図2は、本発明の第二実施形態に係る断熱防火構造の構造を示す図である。本発明の第二実施形態において、第1の表面11及び反対側にある第2の表面12を有する防火繊維層1を備える断熱防火構造Mを提供する。本実施形態と第一実施形態との最大の相違点は、「断熱防火構造Mは、2つの防火補強層2を含むと共に、2つの防火補強層2はそれぞれ、防火繊維層1の第1の表面11及び第2の表面12に設置される」ことである。
【0034】
即ち、防火繊維層1及び2つの防火補強層2は、防火補強層2/防火繊維層1/防火補強層2の順に基づいて、三層の積層構造を有する断熱防火構造Mとして設置される。説明すべきことは、
図2に示すように、断熱防火構造Mが積層構造であることがあくまでも一つの市販例であり、本発明において、断熱防火構造Mの形状を制限するものではない。
【0035】
更に説明すると、2つの防火補強層2は、断熱防火構造Mの機械的強度及び引張強度を更に向上させることによって、実際に応用する際に破れにくいと共に、断熱防火構造Mが適用する箇所を増加することができる。また、防火繊維層1及び2つの防火補強層2は、ニードルパンチ又は熱ラミネーションで一体となるように、断熱防火構造Mとして形成される。しかしながら、本発明において、2つの防火補強層2の設置方法は同様であることが限られない。即ち、防火補強層2の一つは、ニードルパンチで防火繊維層1の第1の表面11に形成され、もう1つは、熱ラミネーションで第2の表面12に形成されてもよい。一方、2つの防火補強層2はそれぞれ、ニードルパンチで防火繊維層1の第1の表面11及び第2の表面12に形成されるか、若しくは、防火補強層2は、熱ラミネーションで防火繊維層1の第1の表面11形成されるか、若しくは、その他のニードルパンチと熱ラミネーションとの組み合わせで形成されてもよい。
【0036】
防火繊維層1及び防火補強層2の技術特徴及び実施形態はすでに、第一実施形態に記載されているため、ここで重複に説明しない。
【0037】
[第三実施形態]
本発明の第三実施形態に係る断熱防火構造の製造方法のフローチャートである
図3に示すように、本発明は、断熱防火構造Mの製造方法を提供し、断熱防火構造Mの製造方法は、以下の工程を含む。

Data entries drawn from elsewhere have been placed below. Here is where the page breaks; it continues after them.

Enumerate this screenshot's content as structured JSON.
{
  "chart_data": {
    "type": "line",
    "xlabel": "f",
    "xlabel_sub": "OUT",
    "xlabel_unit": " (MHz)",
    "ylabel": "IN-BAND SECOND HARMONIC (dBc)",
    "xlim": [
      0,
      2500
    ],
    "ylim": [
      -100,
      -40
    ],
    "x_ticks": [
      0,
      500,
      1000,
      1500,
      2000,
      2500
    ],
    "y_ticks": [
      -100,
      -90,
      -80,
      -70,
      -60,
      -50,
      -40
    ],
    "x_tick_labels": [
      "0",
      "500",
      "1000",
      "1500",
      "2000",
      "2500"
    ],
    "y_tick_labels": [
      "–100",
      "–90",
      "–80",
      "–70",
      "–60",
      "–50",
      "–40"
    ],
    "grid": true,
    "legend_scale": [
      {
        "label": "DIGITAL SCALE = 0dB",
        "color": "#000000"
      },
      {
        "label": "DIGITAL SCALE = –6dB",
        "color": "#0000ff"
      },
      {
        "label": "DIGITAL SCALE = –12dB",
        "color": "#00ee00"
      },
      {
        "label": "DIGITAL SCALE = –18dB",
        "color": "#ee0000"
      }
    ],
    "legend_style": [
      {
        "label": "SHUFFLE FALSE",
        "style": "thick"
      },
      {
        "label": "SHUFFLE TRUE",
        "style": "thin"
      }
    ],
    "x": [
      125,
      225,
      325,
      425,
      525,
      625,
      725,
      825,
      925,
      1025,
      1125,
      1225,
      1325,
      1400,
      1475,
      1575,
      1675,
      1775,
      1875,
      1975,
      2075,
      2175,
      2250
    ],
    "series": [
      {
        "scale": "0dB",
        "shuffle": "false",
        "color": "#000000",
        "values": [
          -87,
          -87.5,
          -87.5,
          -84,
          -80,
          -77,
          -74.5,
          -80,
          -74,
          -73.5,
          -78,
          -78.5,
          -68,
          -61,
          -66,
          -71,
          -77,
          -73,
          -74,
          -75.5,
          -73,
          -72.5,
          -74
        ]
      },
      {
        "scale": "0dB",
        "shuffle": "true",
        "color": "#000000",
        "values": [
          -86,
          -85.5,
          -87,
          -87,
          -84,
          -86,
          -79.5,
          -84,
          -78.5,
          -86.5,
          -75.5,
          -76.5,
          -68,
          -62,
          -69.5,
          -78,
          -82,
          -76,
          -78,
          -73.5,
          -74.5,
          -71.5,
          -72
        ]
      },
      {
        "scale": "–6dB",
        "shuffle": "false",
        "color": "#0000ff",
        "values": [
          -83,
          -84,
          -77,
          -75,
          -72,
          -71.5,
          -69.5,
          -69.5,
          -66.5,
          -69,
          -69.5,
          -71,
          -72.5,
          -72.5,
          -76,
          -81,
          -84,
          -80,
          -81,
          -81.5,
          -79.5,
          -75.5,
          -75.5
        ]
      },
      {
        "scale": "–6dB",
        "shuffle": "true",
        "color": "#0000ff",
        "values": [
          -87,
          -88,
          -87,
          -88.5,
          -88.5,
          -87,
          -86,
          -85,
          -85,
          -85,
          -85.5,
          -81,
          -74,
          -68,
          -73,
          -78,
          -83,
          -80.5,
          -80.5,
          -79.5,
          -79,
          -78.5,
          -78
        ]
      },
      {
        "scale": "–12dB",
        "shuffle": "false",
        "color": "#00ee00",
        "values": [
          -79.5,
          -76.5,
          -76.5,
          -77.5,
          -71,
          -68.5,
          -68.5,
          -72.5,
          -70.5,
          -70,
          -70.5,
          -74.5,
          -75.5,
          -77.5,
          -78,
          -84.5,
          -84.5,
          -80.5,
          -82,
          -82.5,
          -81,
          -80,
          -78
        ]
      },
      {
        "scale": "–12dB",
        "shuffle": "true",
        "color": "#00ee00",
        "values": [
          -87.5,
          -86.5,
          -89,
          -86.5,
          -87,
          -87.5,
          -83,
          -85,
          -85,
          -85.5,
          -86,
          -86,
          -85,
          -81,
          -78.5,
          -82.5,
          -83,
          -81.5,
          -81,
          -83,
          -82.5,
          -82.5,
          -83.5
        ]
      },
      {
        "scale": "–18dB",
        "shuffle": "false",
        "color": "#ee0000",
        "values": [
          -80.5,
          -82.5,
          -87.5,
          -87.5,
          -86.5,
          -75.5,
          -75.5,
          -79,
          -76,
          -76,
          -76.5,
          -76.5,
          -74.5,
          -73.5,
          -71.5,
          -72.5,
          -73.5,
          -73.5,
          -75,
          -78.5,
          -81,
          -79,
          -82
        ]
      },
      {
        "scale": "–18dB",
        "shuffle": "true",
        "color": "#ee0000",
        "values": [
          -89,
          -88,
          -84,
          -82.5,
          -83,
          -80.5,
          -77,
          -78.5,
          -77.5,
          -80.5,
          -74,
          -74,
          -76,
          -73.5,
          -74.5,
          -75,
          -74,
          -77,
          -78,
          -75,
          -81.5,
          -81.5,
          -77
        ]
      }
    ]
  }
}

工程S1において、第1の表面11及び反対側にある第2の表面12を有する防火繊維層1を提供する。
工程S2において、少なくとも1つの防火補強層2を、防火繊維層1に形成する。
工程S3において、無機エアロゲルは、防火繊維層1に均一に分散するように、防火繊維層1に含まれ、また、防火繊維層1を100wt%として、無機エアロゲルの含有量は、20wt%~50wt%である。
【0038】
更に説明すると、本実施形態において、防火補強層2が一層である場合、防火補強層2は第1の表面11及び第2の表面12のいずれかに形成される。防火補強層2が二層である場合、防火補強層2は第1の表面11及び第2の表面12のそれぞれに形成される。
【0039】
防火繊維層1及び防火補強層2の技術特徴及び実施形態は既に、第一実施形態に記載されているため、ここで重複に説明しない。
【0040】
[測定及び実験方法]
破裂強さ(kg/cm2)試験:まず、縦方向及び横方向に沿ってサイズ(長:100mm、30mm)が同様であるサンプルを取って、クランプ圧を2kg/cm2にする。サンプルを表を上にするように、破裂強さ試験機のテストブロックに放置した上で、圧力計の赤い指針がゼロの位置にあることを確認する。次に、加圧ロッドを押し下げて、加圧シートがサンプルを押すようにし、ゴムフィルムがサンプルを破裂させると、加圧ロッドをすぐに減圧位置に移動して、加圧シートが上昇し、ゴム膜が減圧され、圧力計の赤い指針のポインターの位置データが読み取られると共に、記録される。
【0041】
難燃性測定:ASTME1354の測定基準に基づいて、コーン熱量計でサンプルの異なる加熱時間を経った後の燃焼熱のリリースレートを測定する。50kW/m2の加熱条件において、サンプルに対してそれぞれ、20分、10分及び5分で加熱を行って、以下の標準1~3の加熱条件に基づいて、その耐熱レベルを決める。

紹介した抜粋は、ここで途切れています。